There cannot be a pro-growth framework while these fiscal rules are enforced in any way. The GFC proved that the impact of the cyclical effects on the fiscal balances (that is, the loss of tax revenue etc due to the loss of output and employment) were sufficient to breach the 3 per cent limits. (my bold)
Those ‘breaches’ led to the fiscal austerity being imposed.
Further, most Eurozone nations will not be able to run the necessary magnitudes for their fiscal deficits (to favour ‘pro-growth’) under the current terms that restrict the ECB – the monopoly-issuer of the euro – from funding such deficits.
I think this is a very important thing to say out loud. It needs repeating. But at the same time it also makes you wonder what politicians (starting with those who designed Maastricht) were thinking.
I will continue my own path thinking about competitiveness, labour market relations and the EMU. There is change in the air, and it is quite scary.
If you don’t understand the reference, go read 1984. After that, read this post, which in good Dutch ‘maakt gehakt’ (makes ground meat) of the Commission’s forecasts. Again an essential post by Bill Mitchell. It is so important not only to have data but also have a proper model, otherwise it still is “garbage in, garbage out”. If I were an entrepreneur, I wouldn’t rely on these kinds of statistics one but.
Bill Mitchell doesn’t mince words. In a very long and detailed post, he disects how the SGP and Excessive Deficit Procedures (EDP) have been used against Germany in the early 2000s and against France and Italy at the moment. It is worth your time to read it, because right now:
10/18 [Eurozone] nations [are] caught up in the ridiculous bureaucratic procedure, which only kills growth and prosperity.
And from his conclusion:
The history of the EMU to date has taught us that if Germany is unable to meet rules, then the rules will be altered. Otherwise, the rules will be used as a blunt weapon to devastate the employment base and living standards of weaker nations without the political clout of Germany.
The mindless Eurozone rules (German rules) have failed. It is time to move on and get over it.
It is time to abandon the project and release these nations and their people from the growth-sapping, poverty-inducing straitjacket.

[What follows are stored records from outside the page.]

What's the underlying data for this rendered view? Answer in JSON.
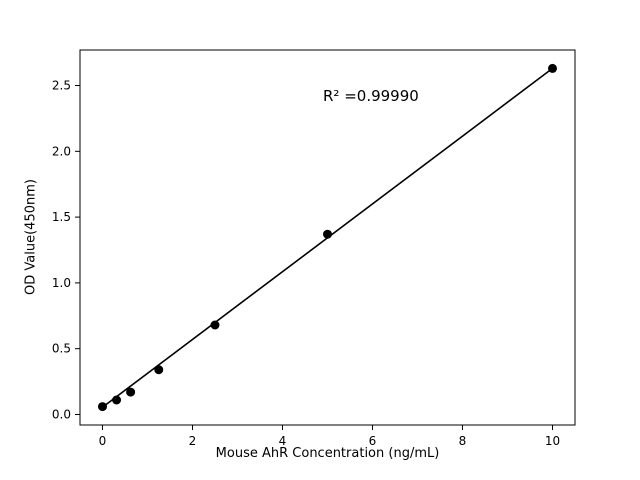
{
  "chart_data": {
    "type": "scatter",
    "title": "",
    "xlabel": "Mouse AhR Concentration (ng/mL)",
    "ylabel": "OD Value(450nm)",
    "x": [
      0,
      0.3125,
      0.625,
      1.25,
      2.5,
      5,
      10
    ],
    "y": [
      0.06,
      0.11,
      0.17,
      0.34,
      0.68,
      1.37,
      2.63
    ],
    "fit_line": {
      "x": [
        0,
        10
      ],
      "y": [
        0.055,
        2.63
      ]
    },
    "annotation": {
      "text": "R² =0.99990",
      "x": 4.9,
      "y": 2.42
    },
    "xlim": [
      -0.5,
      10.5
    ],
    "ylim": [
      -0.08,
      2.77
    ],
    "xticks": [
      0,
      2,
      4,
      6,
      8,
      10
    ],
    "xtick_labels": [
      "0",
      "2",
      "4",
      "6",
      "8",
      "10"
    ],
    "yticks": [
      0.0,
      0.5,
      1.0,
      1.5,
      2.0,
      2.5
    ],
    "ytick_labels": [
      "0.0",
      "0.5",
      "1.0",
      "1.5",
      "2.0",
      "2.5"
    ],
    "grid": false,
    "legend": false,
    "background_color": "#ffffff",
    "point_color": "#000000",
    "line_color": "#000000",
    "axis_color": "#000000"
  }
}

In this context I think this paragraph is important:
This is why it is nonsensical to target a particular public deficit ratio (with respect to GDP) because it is so sensitive to private economic activity. The government cannot actually guarantee it will hit a particular outcome given that private spending essentially dictates the outcome.
The government is far better off targetting employment levels to ensure there are enough jobs available and to also work to ensure first-class public infrastructure is in place.
Whatever the fiscal outcome that emerges from that sort of quest will be appropriate, given the goal of government is to advance welfare rather than achieve some abstract financial ratio, which few people fully understand anyway.
But any of this will probably fall on deaf ears again.
Via this link.
I think he asks a very relevant and painful (for the Eurocrats) question: would the cost of abandoning the euro have been as great as the drama we see right now in Europe, with unemployment, underemployment, crumbling (i.e. actively demolished) welfare states and crumbling infrastructure, on top of which there is the rise of all kinds of unsavoury right-wing parties.
A big part of the article is also a summary of The Germany Illusion – by Marcel Fratzscher, which is as current and relevant as a book can ever be. By now, even Finland and the Netherlands have started pledging Germany to invest more (although they are still austerians otherwise).